Pressespiegel:
Aus den "Jülicher Nachrichten" vom 29. April 2010
Antwort auf die Schulfrage liegt vor Ort - Landtagskandidaten beziehen Position.
Unterschiedliche Meinungen zur Umgestaltung der Bildungslandschaft im Nordkreis.
Basisschule
Eigentlich sei keine Änderung notwendig, urteilte Ingola Schmitz. Der hiesige Bildungsraum sei leistungsstark. Allerdings müsse man eine engere Vernetzung von Schule und Berufswelt anstreben. Basisschule war der Begriff für diese Verzahnung von Hauptschule und Berufskolleg.
„Wir müssen Verbünde zwischen Haupt- und Realschulen nach vorne bringen, bevor wir über Gesamtschule reden“, setzte Josef Wirtz den Pflock der CDU. Die Forderung nach zwei Gesamtschulen für den Nordkreis, halte er für unverantwortlich, meinte Wirtz mit Blick auf seinen Herausforderer von der SPD.
Peter Münstermann konterte bestimmt: „Wir wollen eine Gesamt- oder Gemeinschaftsschule. Wir wollen sie, um die Chancengleichheit aller Schüler zu gewähren.“ Unverblümt meinte er, dass ein Hauptschulabschluss beim Einstieg in den Arbeitsmarkt fast schon ein Handicap sei.
Dass sich die Schullandschaft ändern müsse, war für Jörg Benter Gewissheit. Das Wie und das Was stünden noch in einem offenen Prozess. Allerdings pochten die Grünen darauf, in dieser wichtigen Frage „Eltern, Schüler und Lehrer mit ins Boot“ zu holen.
Ob bei dem zu erwartenden Wandel Schulen geschlossen würden, vermochte nur einer der Podiumsgäste zu bejahen. Ganz eindeutig war Jörg Benters Erwartung. „Wir werden Schulen schließen.“ Daraus müsse aber das Beste für die Kinder gewonnen werden: Schulen mit kleineren Klassen und guter personeller wie finanzieller Ausstattung, die auch etwas weitere Anfahrtswege rechtfertigen. Die Gesamtschule mit ihrer durchlässigen Förderung böte auch den Hauptschülern eine Entwicklungsmöglichkeit.

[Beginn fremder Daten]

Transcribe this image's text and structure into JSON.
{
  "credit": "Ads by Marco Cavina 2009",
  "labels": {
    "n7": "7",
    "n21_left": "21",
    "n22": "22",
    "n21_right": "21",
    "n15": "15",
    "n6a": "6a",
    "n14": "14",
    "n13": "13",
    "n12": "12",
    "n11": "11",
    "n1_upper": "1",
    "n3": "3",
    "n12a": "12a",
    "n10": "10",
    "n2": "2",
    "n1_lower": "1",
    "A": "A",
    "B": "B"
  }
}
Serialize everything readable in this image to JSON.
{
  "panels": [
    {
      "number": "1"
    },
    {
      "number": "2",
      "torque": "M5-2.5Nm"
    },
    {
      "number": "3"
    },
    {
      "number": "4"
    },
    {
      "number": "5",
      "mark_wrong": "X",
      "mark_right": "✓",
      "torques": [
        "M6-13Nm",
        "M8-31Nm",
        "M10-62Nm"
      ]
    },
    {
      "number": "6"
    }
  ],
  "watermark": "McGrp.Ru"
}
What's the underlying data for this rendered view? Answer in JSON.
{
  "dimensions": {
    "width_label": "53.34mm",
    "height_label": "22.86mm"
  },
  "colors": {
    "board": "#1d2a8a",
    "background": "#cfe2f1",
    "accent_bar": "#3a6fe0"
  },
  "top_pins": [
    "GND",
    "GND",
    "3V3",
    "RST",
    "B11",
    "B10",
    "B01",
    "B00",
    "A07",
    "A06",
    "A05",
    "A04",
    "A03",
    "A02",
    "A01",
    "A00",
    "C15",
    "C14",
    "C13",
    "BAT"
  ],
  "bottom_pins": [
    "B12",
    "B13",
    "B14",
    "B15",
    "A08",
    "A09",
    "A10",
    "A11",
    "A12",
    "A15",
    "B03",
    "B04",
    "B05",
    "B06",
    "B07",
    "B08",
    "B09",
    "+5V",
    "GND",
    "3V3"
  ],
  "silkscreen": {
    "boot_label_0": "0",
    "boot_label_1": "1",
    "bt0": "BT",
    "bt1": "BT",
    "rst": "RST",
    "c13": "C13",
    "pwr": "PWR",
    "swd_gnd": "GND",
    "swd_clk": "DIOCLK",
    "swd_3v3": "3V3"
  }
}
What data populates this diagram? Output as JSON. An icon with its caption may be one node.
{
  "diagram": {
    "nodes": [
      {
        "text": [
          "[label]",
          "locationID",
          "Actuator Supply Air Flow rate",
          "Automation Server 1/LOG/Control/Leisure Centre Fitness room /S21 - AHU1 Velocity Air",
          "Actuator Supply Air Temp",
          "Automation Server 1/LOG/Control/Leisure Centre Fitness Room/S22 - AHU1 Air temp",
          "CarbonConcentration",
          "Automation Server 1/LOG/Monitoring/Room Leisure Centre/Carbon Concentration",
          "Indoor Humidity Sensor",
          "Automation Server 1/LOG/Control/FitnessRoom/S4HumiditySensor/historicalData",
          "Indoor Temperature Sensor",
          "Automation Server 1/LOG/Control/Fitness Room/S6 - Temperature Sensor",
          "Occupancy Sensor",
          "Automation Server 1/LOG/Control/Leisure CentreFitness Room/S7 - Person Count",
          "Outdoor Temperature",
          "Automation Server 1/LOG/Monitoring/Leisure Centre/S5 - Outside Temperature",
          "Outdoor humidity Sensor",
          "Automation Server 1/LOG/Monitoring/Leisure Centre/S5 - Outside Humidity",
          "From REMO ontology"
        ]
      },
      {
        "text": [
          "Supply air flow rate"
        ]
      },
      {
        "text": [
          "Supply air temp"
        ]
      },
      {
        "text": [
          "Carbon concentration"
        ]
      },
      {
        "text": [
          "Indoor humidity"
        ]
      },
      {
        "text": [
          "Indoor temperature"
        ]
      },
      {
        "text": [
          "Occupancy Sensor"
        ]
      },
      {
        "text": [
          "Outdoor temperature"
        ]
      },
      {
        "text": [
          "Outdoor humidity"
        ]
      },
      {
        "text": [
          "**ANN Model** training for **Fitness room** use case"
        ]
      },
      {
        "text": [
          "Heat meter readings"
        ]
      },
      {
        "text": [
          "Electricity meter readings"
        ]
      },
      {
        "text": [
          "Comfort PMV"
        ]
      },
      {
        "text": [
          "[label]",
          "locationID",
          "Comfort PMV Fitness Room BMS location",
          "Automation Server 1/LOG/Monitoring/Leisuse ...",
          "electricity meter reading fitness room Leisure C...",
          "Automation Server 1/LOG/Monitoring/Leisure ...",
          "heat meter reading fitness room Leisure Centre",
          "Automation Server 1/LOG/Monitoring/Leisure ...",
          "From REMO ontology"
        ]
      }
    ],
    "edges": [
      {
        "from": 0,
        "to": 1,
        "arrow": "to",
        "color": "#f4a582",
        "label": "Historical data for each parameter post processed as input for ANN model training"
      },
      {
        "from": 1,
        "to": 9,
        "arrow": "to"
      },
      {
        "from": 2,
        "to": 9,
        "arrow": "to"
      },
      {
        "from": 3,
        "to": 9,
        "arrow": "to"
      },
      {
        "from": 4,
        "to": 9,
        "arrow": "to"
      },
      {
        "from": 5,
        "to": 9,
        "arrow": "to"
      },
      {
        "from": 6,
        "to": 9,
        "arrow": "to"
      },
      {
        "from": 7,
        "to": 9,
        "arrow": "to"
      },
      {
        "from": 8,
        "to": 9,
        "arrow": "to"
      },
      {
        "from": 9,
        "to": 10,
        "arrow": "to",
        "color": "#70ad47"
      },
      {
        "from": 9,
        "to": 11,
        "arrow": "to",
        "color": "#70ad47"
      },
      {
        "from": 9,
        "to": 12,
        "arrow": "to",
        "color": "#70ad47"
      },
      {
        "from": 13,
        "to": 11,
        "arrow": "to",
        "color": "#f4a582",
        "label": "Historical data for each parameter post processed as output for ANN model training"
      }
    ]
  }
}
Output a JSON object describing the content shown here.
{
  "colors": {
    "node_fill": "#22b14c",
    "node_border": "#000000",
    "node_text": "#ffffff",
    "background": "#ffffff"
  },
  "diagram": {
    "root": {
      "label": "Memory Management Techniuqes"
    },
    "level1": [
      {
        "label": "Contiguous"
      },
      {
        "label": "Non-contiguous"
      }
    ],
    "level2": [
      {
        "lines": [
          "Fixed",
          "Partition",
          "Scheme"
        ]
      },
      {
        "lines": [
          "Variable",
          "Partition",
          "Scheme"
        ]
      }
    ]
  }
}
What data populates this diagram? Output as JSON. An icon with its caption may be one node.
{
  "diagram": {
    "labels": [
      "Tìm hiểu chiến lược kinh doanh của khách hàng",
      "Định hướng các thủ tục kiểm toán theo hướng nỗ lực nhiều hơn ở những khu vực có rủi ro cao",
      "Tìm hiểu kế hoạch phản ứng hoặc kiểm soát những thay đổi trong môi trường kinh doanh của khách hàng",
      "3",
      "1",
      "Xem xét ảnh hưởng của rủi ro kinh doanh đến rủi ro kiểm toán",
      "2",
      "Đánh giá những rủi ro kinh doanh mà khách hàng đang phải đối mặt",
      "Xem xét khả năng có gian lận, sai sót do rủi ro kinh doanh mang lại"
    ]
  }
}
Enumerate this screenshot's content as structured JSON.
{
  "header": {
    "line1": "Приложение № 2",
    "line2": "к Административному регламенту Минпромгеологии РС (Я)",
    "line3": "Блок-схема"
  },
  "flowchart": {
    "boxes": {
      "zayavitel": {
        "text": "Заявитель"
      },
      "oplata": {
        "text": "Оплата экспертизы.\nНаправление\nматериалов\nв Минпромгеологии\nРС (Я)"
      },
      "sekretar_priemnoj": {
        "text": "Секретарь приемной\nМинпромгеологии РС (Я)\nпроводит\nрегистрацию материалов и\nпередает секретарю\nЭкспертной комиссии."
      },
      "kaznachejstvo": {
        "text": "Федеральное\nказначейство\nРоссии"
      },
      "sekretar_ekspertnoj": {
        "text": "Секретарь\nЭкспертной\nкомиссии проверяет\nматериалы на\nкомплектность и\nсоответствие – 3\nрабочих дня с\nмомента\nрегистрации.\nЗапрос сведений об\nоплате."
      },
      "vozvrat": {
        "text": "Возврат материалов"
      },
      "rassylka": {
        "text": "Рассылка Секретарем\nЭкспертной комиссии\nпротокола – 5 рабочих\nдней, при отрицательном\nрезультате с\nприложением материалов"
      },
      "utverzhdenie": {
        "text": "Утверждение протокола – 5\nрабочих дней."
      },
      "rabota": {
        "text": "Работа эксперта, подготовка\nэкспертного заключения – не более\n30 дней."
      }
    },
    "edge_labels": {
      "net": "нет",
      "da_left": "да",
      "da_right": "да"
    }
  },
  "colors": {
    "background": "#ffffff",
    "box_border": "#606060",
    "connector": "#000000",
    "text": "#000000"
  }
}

„Wir werden alles daransetzen, damit wir Schulen nicht schließen“, versprach Ingola Schmitz. Vielfalt müsse erhalten bleiben – aber definitiv ohne Gesamtschule, „dann eher Verbundschule“.
Wirtz sah im demografischen Wandel sogar die Chance, bei gleichbleibender Lehrerausstattung mit deutlich reduzierten Klassenstärken nicht nur die Qualität der Schulausbildung zu steigern, sondern nebenbei dem Unterrichtsausfall – ein an diesem Abend neben dem von Cornel Kranen als Sprecher der Stadtelternschaft Jülich angeprangerten Lehrermangel ein intensiv hinterfragter Aspekt – zu begegnen. Und in einem Verbund mit einer anderen hätte auch eine kleine Hauptschule wie Titz eine Existenz.
Peter Münstermann wähnte bei der Schließung von Schulen nicht die Politik, sondern eben den demografischen Wandel am Entscheidungshebel. Ohne Kinder keine Schule, so die einfache Formel. Letztlich müsste aber Umstrukturierung nicht zur Aufgabe von Gebäuden führen. Ein Modell wie das der Gesamtschule Niederzier-Merzenich sei auch auf den Nordkreis übertragbar.
Die fast dreistündige Diskussion mit einer Fülle von Themen hatte letztlich eine Kernaussage. Die Gestaltung der Schullandschaft im Nordkreis wird eine kommunale Aufgabe sein. Die des Landtagsabgeordneten wird es sein, die Umsetzung auf Landesebene zu flankieren.